Adaptation of Agricultural Value Chains to Climate Change (PrAda)

Lead PI: Dr. Daniel Osgood

Unit Affiliation: International Research Institute for Climate and Society (IRI)

December 2019 - May 2021
Africa ; Madagascar
Project Type: Research

DESCRIPTION: Madagascar is one of the world’s poorest countries. Vanilla, cloves and lychees are just a handful of the agricultural products that the country grows. Agriculture accounts for around a quarter of Madagascar’s gross domestic product and the sector provides a livelihood for the majority of the population, employing around 80 percent of the active population. People’s dependency on natural resources is therefore high.

The island nation is one of the countries worst affected by the impact of climate change due to its geographical location in the Indian Ocean. Heavy rainfall, hurricanes and drought – extreme weather events are on the increase in Madagascar. The rising sea levels and loss of fertile land are also causing the country problems. Agriculture needs to be adapted to the effects of climate change in order to protect the livelihoods of many people. This will also make long-term development possible in Madagascar.

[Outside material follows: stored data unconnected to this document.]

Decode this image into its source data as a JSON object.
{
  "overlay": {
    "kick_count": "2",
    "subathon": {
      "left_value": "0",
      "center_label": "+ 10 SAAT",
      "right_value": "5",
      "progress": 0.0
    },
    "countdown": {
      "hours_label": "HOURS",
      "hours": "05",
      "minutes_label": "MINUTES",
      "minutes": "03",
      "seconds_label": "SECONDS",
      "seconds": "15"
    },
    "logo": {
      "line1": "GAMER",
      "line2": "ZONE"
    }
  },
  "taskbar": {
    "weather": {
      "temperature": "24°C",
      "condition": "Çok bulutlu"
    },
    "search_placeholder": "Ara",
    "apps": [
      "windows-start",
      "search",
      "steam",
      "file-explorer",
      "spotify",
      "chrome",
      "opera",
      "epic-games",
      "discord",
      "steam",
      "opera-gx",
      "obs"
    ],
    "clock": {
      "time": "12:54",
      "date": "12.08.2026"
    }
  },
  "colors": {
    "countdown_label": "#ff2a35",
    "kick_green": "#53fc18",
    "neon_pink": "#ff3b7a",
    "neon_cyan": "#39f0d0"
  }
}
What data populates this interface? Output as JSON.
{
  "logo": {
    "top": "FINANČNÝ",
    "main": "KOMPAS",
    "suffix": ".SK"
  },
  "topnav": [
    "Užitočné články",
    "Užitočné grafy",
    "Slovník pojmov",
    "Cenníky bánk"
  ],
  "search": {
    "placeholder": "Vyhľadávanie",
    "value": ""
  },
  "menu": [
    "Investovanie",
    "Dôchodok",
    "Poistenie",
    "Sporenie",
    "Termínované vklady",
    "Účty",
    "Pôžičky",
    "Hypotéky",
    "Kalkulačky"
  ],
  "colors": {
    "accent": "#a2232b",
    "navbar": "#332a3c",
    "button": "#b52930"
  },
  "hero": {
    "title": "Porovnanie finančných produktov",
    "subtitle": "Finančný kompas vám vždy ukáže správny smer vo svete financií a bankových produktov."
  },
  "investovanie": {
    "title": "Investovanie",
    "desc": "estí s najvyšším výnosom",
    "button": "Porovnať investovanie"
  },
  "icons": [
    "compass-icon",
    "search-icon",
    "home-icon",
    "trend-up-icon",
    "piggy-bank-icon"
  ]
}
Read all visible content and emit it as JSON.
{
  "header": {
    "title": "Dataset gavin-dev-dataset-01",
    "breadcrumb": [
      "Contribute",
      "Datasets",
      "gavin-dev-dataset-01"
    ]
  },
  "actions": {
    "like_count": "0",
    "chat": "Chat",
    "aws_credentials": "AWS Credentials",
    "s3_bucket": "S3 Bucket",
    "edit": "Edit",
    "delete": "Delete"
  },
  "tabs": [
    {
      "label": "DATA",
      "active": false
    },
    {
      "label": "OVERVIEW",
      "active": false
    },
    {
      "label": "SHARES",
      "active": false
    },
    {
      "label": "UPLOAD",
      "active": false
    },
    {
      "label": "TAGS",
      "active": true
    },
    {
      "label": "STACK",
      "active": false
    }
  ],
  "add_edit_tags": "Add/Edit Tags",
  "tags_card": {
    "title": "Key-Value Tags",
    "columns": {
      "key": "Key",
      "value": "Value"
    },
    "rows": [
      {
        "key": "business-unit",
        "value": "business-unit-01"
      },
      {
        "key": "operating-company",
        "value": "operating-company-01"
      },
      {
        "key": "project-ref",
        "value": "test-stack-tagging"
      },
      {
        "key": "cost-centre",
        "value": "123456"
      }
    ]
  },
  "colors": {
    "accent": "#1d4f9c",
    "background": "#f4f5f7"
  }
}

The country is dominated by small-scale farming structures and people commonly grow crops on fragmented and poorly accessible land. Farmers and the processing industry are poorly organised and, in many cases, work with traditional crop cultivation and livestock farming practices and processing technologies. All in all, the productivity of agriculture remains at a low level, resulting in serious food crises on a regular basis. The efficiency of the actors concerned has increased in the agricultural value chains particularly affected by climate change.

OUTCOMES: In the first year of implementation, the project supported the meteorological institute in collecting and processing data. A model to determine moisture levels in the soil will be adapted to the Madagascan context and people who work in the Madagascan weather service will be given training. For some agricultural crops, harvest calendars have been updated and digitalised so that farmers can access them on their mobile phones.

The project can also report successes in terms of professionalisation and market access, connecting producers with private investors, for example. This has enabled six cooperatives with a total of 500 or so members to conclude contracts with the private sector. A strategy to support cooperatives has been established in conjunction with the federation of cooperatives in the USA.

A game to raise awareness of insurance against climate risks has also been created. This is available via a hotline. Around 300,000 people played the game in the first six months after its release.